Esta matéria que pensa, fá-lo de forma original, pois é capaz de se pensar como suficientemente diferenciada materialmente ao ponto de se conceber como sujeito e objeto de direitos. Ora, por que razão pensa esta matéria que é digna de tal especial consideração? Por que razão tem a humanidade direitos?

Repare-se que não se pode fazer, neste âmbito, qualquer alusão a qualquer dom, seja ele transcendente – não há, aqui, transcendência alguma – ou imanente – a imanência confunde-se com a própria humanidade –, tendo o cuidado de não cair no círculo lógico vicioso de se considerar a mesma humanidade doadora de algo a si própria, o que implicaria, por exemplo, ter dado a si própria o que seria o dom dos dons, a existência primeira.



O sentido da dignidade humana que perpassa toda a Declaração funda-se nesta intuição humana do absoluto da sua presença em ato relativamente ao absoluto da sua não-presença em ato



Então, onde vai a tal humanidade buscar a noção de que «tem direitos»? Não pode não ser senão ao ato que a constitui como experiência própria. É nisso que a ergue como experiência própria que a humanidade, isto é, cada ser humano concreto, vai buscar a noção do que é como algo digno de «direitos».

Mas, porquê?

Por que razão há de o ser humano presumir que tem «direitos»?

Nem sequer entramos na consideração do que é isso de «direitos», em tal contexto, questão que, precisamente em tal contexto, não tem resolução.
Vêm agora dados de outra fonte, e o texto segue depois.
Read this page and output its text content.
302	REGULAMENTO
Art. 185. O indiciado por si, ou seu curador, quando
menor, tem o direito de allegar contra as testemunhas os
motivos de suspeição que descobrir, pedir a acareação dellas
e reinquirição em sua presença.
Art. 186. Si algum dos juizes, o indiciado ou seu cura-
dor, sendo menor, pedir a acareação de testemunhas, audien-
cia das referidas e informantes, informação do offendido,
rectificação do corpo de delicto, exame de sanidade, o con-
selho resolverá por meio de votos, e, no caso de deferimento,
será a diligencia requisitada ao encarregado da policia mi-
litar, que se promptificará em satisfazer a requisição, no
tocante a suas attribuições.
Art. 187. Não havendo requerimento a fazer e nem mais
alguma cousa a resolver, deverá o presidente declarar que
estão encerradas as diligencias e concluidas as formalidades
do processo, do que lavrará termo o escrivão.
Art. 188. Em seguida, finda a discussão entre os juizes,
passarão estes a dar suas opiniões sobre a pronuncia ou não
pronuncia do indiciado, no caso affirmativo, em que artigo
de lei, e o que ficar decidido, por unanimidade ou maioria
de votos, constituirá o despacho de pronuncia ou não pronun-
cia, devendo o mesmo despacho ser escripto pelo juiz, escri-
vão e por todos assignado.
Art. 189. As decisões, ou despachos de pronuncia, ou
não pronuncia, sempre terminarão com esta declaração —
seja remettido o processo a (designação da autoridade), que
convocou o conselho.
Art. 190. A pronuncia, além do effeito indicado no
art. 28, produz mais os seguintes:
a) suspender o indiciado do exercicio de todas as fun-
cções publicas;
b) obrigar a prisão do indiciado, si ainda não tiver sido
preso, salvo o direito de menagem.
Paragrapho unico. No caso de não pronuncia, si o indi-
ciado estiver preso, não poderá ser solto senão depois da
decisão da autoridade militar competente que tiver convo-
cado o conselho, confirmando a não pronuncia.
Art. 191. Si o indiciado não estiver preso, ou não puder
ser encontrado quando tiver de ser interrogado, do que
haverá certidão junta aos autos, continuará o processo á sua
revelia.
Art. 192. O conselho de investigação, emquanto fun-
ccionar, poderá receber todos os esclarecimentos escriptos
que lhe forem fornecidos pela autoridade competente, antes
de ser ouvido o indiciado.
Experimente-se.

Provavelmente, estamos a tocar o limite do que é a humanidade como intuição ontológica própria: que é isso que produz o saber-se cada ser humano como exatamente ser humano?

De notar que esta mesma é a questão acerca do que foi o primeiro ato de autossaber do ser que, tendo este ato, em ato – isto é, com ele coincidindo pela primeira vez –, coincide com o primeiro ser humano, que, assim, não é coisa biológica, apenas e fundamentalmente, mas coisa de pensamento: ser-se um ser humano é saber-se como tal.

Que intuição é esta?

É a intuição que cada um de nós tem do absoluto da nossa presença como ser, como ser em ato, como ato de ser que «está» “na vez” de um «nada de si».
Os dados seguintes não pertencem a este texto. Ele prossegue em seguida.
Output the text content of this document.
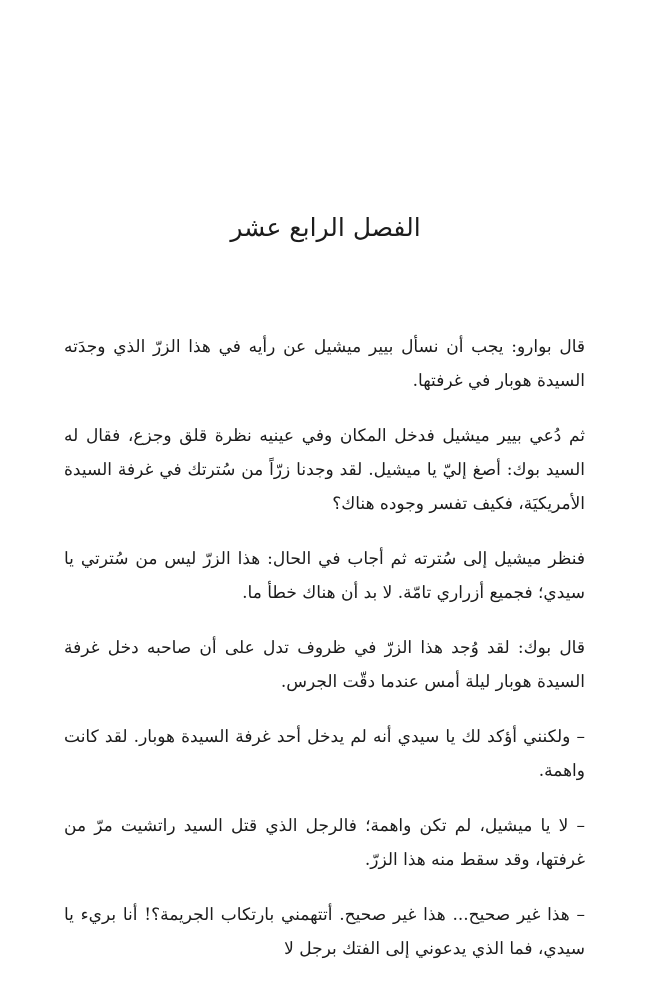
الفصل الرابع عشر

قال بوارو: يجب أن نسأل بيير ميشيل عن رأيه في هذا الزرّ الذي وجدَته السيدة هوبار في غرفتها.

ثم دُعي بيير ميشيل فدخل المكان وفي عينيه نظرة قلق وجزع، فقال له السيد بوك: أصغ إليّ يا ميشيل. لقد وجدنا زرّاً من سُترتك في غرفة السيدة الأمريكيَة، فكيف تفسر وجوده هناك؟

فنظر ميشيل إلى سُترته ثم أجاب في الحال: هذا الزرّ ليس من سُترتي يا سيدي؛ فجميع أزراري تامّة. لا بد أن هناك خطأ ما.

قال بوك: لقد وُجد هذا الزرّ في ظروف تدل على أن صاحبه دخل غرفة السيدة هوبار ليلة أمس عندما دقّت الجرس.

– ولكنني أؤكد لك يا سيدي أنه لم يدخل أحد غرفة السيدة هوبار. لقد كانت واهمة.

– لا يا ميشيل، لم تكن واهمة؛ فالرجل الذي قتل السيد راتشيت مرّ من غرفتها، وقد سقط منه هذا الزرّ.

– هذا غير صحيح... هذا غير صحيح. أتتهمني بارتكاب الجريمة؟! أنا بريء يا سيدي، فما الذي يدعوني إلى الفتك برجل لا
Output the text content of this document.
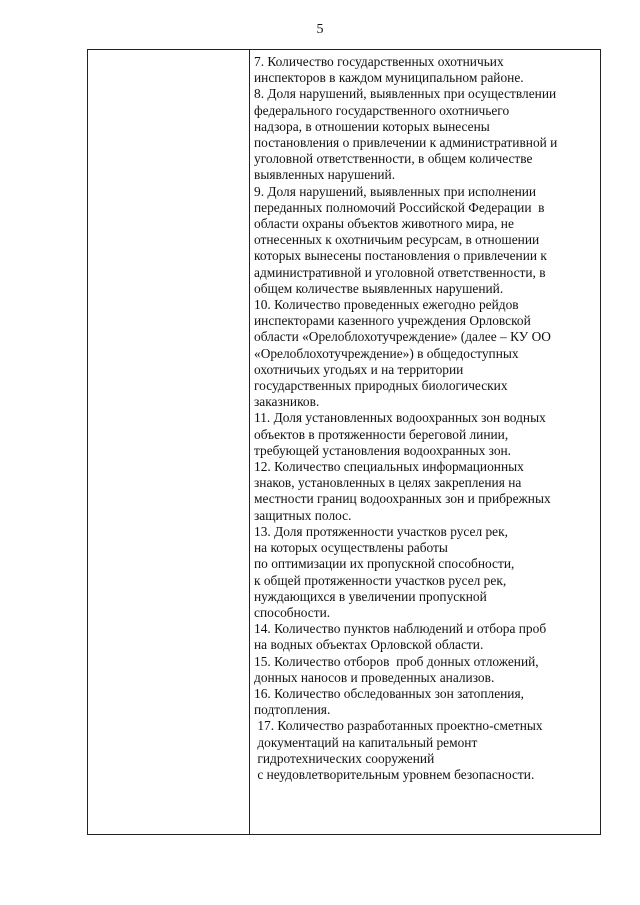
5
7. Количество государственных охотничьих
инспекторов в каждом муниципальном районе.
8. Доля нарушений, выявленных при осуществлении
федерального государственного охотничьего
надзора, в отношении которых вынесены
постановления о привлечении к административной и
уголовной ответственности, в общем количестве
выявленных нарушений.
9. Доля нарушений, выявленных при исполнении
переданных полномочий Российской Федерации  в
области охраны объектов животного мира, не
отнесенных к охотничьим ресурсам, в отношении
которых вынесены постановления о привлечении к
административной и уголовной ответственности, в
общем количестве выявленных нарушений.
10. Количество проведенных ежегодно рейдов
инспекторами казенного учреждения Орловской
области «Орелоблохотучреждение» (далее – КУ ОО
«Орелоблохотучреждение») в общедоступных
охотничьих угодьях и на территории
государственных природных биологических
заказников.
11. Доля установленных водоохранных зон водных
объектов в протяженности береговой линии,
требующей установления водоохранных зон.
12. Количество специальных информационных
знаков, установленных в целях закрепления на
местности границ водоохранных зон и прибрежных
защитных полос.
13. Доля протяженности участков русел рек,
на которых осуществлены работы
по оптимизации их пропускной способности,
к общей протяженности участков русел рек,
нуждающихся в увеличении пропускной
способности.
14. Количество пунктов наблюдений и отбора проб
на водных объектах Орловской области.
15. Количество отборов  проб донных отложений,
донных наносов и проведенных анализов.
16. Количество обследованных зон затопления,
подтопления.
17. Количество разработанных проектно-сметных
документаций на капитальный ремонт
гидротехнических сооружений
с неудовлетворительным уровнем безопасности.
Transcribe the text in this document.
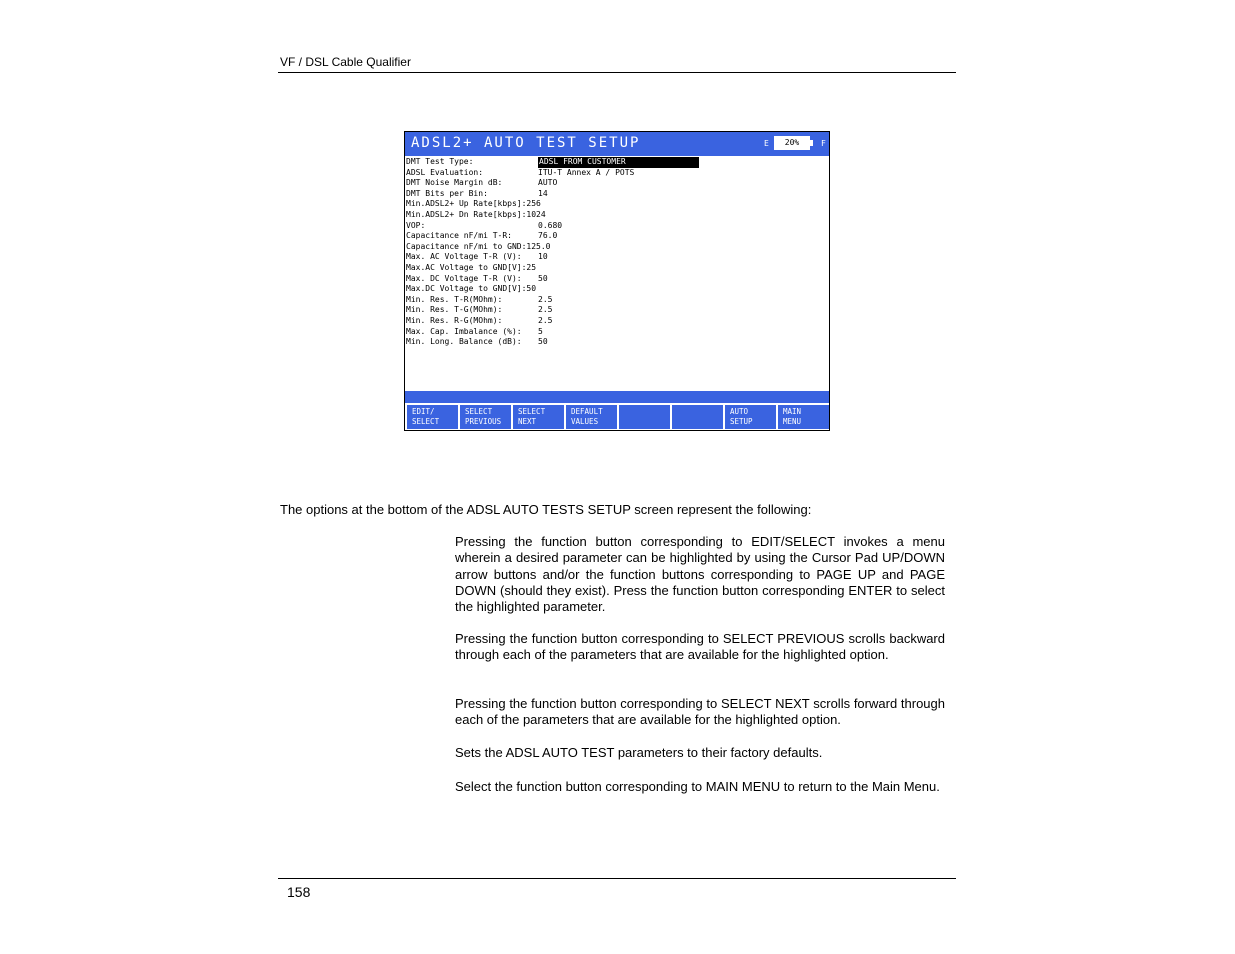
VF / DSL Cable Qualifier
ADSL2+ AUTO TEST SETUP	E	20%	F
DMT Test Type:	ADSL FROM CUSTOMER
ADSL Evaluation:	ITU-T Annex A / POTS
DMT Noise Margin dB:	AUTO
DMT Bits per Bin:	14
Min.ADSL2+ Up Rate[kbps]:256
Min.ADSL2+ Dn Rate[kbps]:1024
VOP:	0.680
Capacitance nF/mi T-R:	76.0
Capacitance nF/mi to GND:125.0
Max. AC Voltage T-R (V): 10
Max.AC Voltage to GND[V]:25
Max. DC Voltage T-R (V): 50
Max.DC Voltage to GND[V]:50
Min. Res. T-R(MOhm):	2.5
Min. Res. T-G(MOhm):	2.5
Min. Res. R-G(MOhm):	2.5
Max. Cap. Imbalance (%): 5
Min. Long. Balance (dB): 50
EDIT/
SELECT
SELECT
PREVIOUS
SELECT
NEXT
DEFAULT
VALUES
AUTO
SETUP
MAIN
MENU
The options at the bottom of the ADSL AUTO TESTS SETUP screen represent the following:
Pressing the function button corresponding to EDIT/SELECT invokes a menu wherein a desired parameter can be highlighted by using the Cursor Pad UP/DOWN arrow buttons and/or the function buttons corresponding to PAGE UP and PAGE DOWN (should they exist). Press the function button corresponding ENTER to select the highlighted parameter.
Pressing the function button corresponding to SELECT PREVIOUS scrolls backward through each of the parameters that are available for the highlighted option.
Pressing the function button corresponding to SELECT NEXT scrolls forward through each of the parameters that are available for the highlighted option.
Sets the ADSL AUTO TEST parameters to their factory defaults.
Select the function button corresponding to MAIN MENU to return to the Main Menu.
158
É sobre este absoluto desta presença, próprio e inalienável a e em cada pessoa, que se baseia tudo o que diz respeito aos direitos humanos. Estes não são uma realidade cultural, mas uma realidade ontológica transcendental à humanidade como tal.



E é esta intuição que põe cada um de nós como ser humano, como pessoa, sempre presente no detalhe de cada ato; ato que não é «nosso», como habitualmente pensamos, antepondo uma realidade ontológica que nunca existe antes de, então, sim, sermos esse ato.

O ato que sou.

O ato que sou na relação com a possibilidade da sua anulação.

Eis o que fundamenta todo o sentido dos «direitos humanos», que se baseiam e consubstanciam paradigmaticamente no «direito a ser», no direito a viver, como comummente dito.

É nesta intuição que o Artigo nº. 3 da «Declaração universal dos direitos humanos» bebe laicamente a sua inspiração. E, dela, bebe toda a Declaração.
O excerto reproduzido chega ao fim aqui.